The representer and constructor "methods":

    @staticmethod
    def to_yaml(dumper, data):
        return dumper.represent_mapping(data.YAMLTag, data.toDict())

    @staticmethod
    def from_yaml(loader, node):
        value = MyClass()
        yield value
        node_map = loader.construct_mapping(node, deep=True)
        value.update(**node_map)


yaml.add_representer(MyClass, MyClass.to_yaml, Dumper=yaml.SafeDumper)
yaml.add_constructor(MyClass.YAMLTag, MyClass.from_yaml, Loader=yaml.SafeLoader)

And how to use it:

instance = MyClass('InstanceId',
                   [0.0, 0.25, 0.5, 1.0, 2.0, 5.0, 10.0],
                   [0.03, 0.03, 0.04, 0.03, 0.03, 0.02, 0.03])
instance.update_self_ref(instance)

buf = StringIO()
yaml.safe_dump(instance, buf)

yaml_str = buf.getvalue()
print(yaml_str)


data = yaml.safe_load(yaml_str)
print(data)
print(id(data), id(data._ref))

the above combined gives:

&id001 !MyClass
name: InstanceId
ref: *id001
times: [0.0, 0.25, 0.5, 1.0, 2.0, 5.0, 10.0]
zeros: [0.03, 0.03, 0.04, 0.03, 0.03, 0.02, 0.03]
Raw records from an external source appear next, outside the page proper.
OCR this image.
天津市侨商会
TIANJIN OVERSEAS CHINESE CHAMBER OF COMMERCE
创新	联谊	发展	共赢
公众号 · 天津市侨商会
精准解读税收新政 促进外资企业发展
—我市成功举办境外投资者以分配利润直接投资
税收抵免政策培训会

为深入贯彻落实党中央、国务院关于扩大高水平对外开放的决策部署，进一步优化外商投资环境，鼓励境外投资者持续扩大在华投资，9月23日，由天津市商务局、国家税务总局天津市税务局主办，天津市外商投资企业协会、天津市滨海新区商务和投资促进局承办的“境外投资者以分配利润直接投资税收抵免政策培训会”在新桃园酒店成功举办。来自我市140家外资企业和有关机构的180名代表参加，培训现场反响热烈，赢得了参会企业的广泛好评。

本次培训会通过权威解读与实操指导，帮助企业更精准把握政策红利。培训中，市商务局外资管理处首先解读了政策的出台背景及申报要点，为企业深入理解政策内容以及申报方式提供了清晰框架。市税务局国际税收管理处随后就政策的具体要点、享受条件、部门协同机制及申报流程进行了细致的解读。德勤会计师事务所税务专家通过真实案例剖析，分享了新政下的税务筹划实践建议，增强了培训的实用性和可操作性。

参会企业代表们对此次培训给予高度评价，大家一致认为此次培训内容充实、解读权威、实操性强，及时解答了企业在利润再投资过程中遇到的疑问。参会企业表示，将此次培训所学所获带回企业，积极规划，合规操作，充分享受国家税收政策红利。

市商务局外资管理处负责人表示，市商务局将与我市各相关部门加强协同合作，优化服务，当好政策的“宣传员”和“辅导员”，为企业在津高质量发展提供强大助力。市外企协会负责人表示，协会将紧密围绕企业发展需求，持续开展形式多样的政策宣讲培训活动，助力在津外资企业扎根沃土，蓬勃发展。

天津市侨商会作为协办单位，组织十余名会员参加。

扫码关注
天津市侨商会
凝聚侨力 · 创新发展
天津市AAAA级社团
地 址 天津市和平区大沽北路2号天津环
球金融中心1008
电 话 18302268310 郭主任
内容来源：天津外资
MyClass(name=InstanceId, times=[0.0, 0.25, 0.5, 1.0, 2.0, 5.0, 10.0], zeros=[0.03, 0.03, 0.04, 0.03, 0.03, 0.02, 0.03]) 
139737236881744 139737236881744

As you can see the ids of data and data._ref are the same after loading.

The above throws an error if you use the simplistic approach in your constructor, by just using loader.construct_mapping(node, deep=True)

Upvotes: 4

tinita
tinita

Reputation: 4336

Instead of

nodeMap = loader.construct_mapping(node)

try this:

nodeMap = loader.construct_mapping(node, deep=True)

Also, you have a little mistake in your YAML file:

!MyClass:

The colon at the end does not belong there.